Owlthorpe Grassland Grazing Project
(Numbers 1,1A and 2 on the Map)
Grasslasnd Grazing Project
Between 1980 and 2002 Sheffield lost 75.7% of its unimproved grasslands, therefore our grasslands are a valuable environmental resource. The project's objective is to manage our grasslands and safeguard the wildflower and wildlife for future generations to enjoy. The grazing project is part of a programme of strategic planting to link up the green corridors of Sheffield .
Three fields designated Phase 1, 1A, and 2 totalling 22 acres of grassland have been enclosed by 1.5km of post & wire fencing with 50 strainer posts, & 750 intermediate posts installed. Stock proof hedgerows have been planted to replace the fencing at the end of its life. Seven field gates and four kissing gates have been installed. New water pipe work and three drinking troughs have been installed.
The fields in Phases 1 and 1A have been designated as sites of important nature conservation (SINC).
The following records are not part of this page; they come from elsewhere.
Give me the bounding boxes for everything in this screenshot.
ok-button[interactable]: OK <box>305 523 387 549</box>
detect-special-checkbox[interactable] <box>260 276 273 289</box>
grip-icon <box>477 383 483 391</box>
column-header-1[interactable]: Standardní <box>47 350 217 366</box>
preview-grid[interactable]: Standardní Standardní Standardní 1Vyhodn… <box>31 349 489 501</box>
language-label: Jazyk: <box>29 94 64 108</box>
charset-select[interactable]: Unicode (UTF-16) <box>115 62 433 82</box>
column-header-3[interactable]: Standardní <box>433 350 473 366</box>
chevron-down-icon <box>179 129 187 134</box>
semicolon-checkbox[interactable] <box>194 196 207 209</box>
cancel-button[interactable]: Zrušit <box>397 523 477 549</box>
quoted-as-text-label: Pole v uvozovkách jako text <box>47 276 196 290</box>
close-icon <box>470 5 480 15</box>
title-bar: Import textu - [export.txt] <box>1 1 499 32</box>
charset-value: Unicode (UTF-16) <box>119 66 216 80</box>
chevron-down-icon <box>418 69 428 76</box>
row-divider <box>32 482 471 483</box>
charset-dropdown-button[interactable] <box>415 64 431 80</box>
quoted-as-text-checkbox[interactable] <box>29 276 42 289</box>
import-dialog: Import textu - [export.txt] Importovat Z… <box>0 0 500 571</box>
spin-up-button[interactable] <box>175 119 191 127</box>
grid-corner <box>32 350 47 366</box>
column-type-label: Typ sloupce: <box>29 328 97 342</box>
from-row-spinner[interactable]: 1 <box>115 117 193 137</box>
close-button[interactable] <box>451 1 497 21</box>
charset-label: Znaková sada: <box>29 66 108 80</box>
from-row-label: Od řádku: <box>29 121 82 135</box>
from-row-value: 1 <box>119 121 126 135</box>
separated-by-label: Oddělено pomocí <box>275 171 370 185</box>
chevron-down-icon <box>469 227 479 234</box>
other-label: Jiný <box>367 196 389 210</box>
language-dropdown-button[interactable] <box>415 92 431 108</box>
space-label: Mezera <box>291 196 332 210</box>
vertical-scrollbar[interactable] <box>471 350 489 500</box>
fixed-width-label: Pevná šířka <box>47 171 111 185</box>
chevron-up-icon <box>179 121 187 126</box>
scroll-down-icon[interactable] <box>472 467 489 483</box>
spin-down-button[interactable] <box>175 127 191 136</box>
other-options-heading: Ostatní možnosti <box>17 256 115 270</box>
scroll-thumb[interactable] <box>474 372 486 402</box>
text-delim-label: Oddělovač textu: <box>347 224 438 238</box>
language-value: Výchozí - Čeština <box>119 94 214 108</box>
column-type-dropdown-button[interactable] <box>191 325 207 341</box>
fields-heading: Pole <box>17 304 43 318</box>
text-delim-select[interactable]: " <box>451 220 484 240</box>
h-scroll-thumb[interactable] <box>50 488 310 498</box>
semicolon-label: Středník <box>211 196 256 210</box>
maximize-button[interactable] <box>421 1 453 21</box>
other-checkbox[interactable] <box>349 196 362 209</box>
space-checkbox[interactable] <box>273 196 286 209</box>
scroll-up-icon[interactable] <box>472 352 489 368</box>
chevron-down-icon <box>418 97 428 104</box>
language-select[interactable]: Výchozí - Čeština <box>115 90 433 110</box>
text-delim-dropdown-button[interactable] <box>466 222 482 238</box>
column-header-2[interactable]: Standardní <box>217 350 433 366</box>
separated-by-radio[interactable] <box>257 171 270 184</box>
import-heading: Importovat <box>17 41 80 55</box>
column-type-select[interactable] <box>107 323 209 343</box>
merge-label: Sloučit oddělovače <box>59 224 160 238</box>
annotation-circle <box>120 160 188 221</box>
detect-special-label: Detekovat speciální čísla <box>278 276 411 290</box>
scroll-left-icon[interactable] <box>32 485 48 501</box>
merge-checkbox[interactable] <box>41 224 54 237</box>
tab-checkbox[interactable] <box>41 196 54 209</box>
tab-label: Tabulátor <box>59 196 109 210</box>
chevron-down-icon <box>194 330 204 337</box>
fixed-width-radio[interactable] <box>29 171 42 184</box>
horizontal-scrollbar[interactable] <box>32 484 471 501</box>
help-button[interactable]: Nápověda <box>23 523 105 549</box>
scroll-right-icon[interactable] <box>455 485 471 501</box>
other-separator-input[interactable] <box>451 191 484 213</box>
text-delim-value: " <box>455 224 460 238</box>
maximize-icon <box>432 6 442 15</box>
Reports from Sheffield City Ecological Unit Survey of March 1994 show the SINC grassland were species rich in wildflowers, such as Bird's foot-trefoil and harebell.
Hedgerows & Dry stone Walls
The "Enclosure Acts" passed by Parliament from 1750 to 1850 changed the face of Britain 's rural landscape. In Yorkshire and Derbyshire, the movement towards "enclosure" is exemplified by the miles of dry stone walls and hedgerows which straddle the landscape. The walls were constructed by wall builders who moved from job to job, and landowner to landowner.
SCC has facilitated large amounts of work on dry-stone wall carried out by volunteers supervised by Sheffield Landscape Trust (SLT)
New hedgerows have been planted in the green spaces of Owlthorpe. Wherever possible they have been planted along the lines of ancient hedgerows, based on information obtained from old maps. Trees have been planted, with the assistance of SLT, by local children from 3 local primary schools & community volunteers.
Which lasts longer? The life of a dry-stone wall is reckoned to be 200 years. However, some hawthorn hedges have been dated as 400 to 500 years old.